Hi Nick —
Thomas, do you feel at all uncomfortable about discussing the Holy Spirit in a context that features posts like...
It is something I have considered often.
There is a saying, "Give not that which is holy to dogs; neither cast ye your pearls before swine" (Matthew 7:6). More than once I have wondered, is that what I am doing here? What is the point?
It really doesn't matter what I believe ... what matters is why I believe what I believe.
By the responses received, rarely, if ever, is anyone interested in why Catholicism says what it says, why it believes in what it does, or how that position was arrived at. At best I can hope for a reasoned contrary argument — as indeed we have enjoyed.
Failing that, then generally the response is to pose a personal opinion against 2,000 years of theological insight and philosophical development. Such an argument is invalid in any meaningful scientific inquiry or discussion, so I fail to see why it should be accepted as theologically valid.
And on occasion, the voice of the anti-Catholic or anti-religious agenda as it manifests in various quarters. Propagandist, invariably founded on ignorance and/or error, if not actual antagonism.
So why bother? It seems markedly apparent, by their absence, that those of a traditional disposition do not post here, indeed are not made to feel welcome here. IO is primarily for the self-informed, it is the platform of opinion, not of orthodoxy.
So why do I stay?
Training. As a theologian-in-formation I know that my vocation will take me to one of two places: the cloister or the classroom.
If the latter, I'll be tucked away in some monastic library, poring over old texts ... bringing to light (I hope) a lost jewel of antiquity.

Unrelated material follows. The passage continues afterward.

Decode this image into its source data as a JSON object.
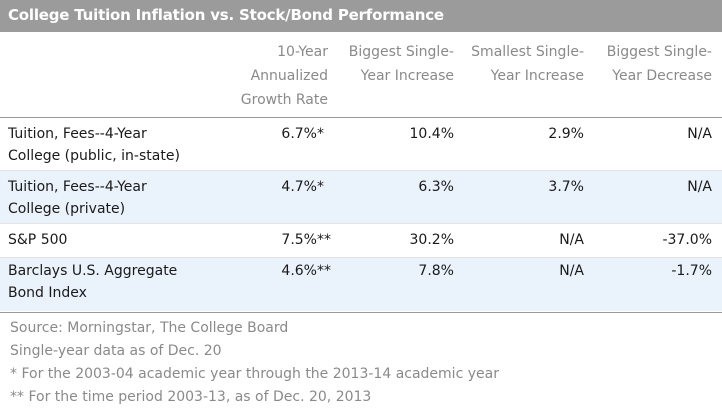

If the former, I'll be in discussion with the world, as it were, and here is as good a place as any to test one's methods.
And, I have to admit, a certain tendency or disposition towards the robust, if not the combative (add some Gaelic genes into the mix). I don't believe in 'gentle Jesus meek and mild', anymore than I believe in the Jesus of 'anything goes' or the 'Jesus of my own invention'.
And maybe ... who knows ... there might just open the smallest chink, through which the light begins to shine (ever the optimist).
Do you ever feel as though you are psychologically losing something?
Not at all. Far more testing, psychologically, is theology itself.
I would go so far as to say, from what little I know, that was Weil's problem. She mistook her emotional response as something spiritual. The lesson of 'get over yourself, and get on with it', seems applicable, and is generally a good test of the spirit ... or as my old boss used to say, 'less trap, more action'.
What makes theology tough is not what you come to understand about the divine nature, but what you come to understand about human nature. What makes it tougher is accepting that God accepts that, indeed He accounts for it, and that we should accept that, too.
There is a key there, to the simplicity of the saint.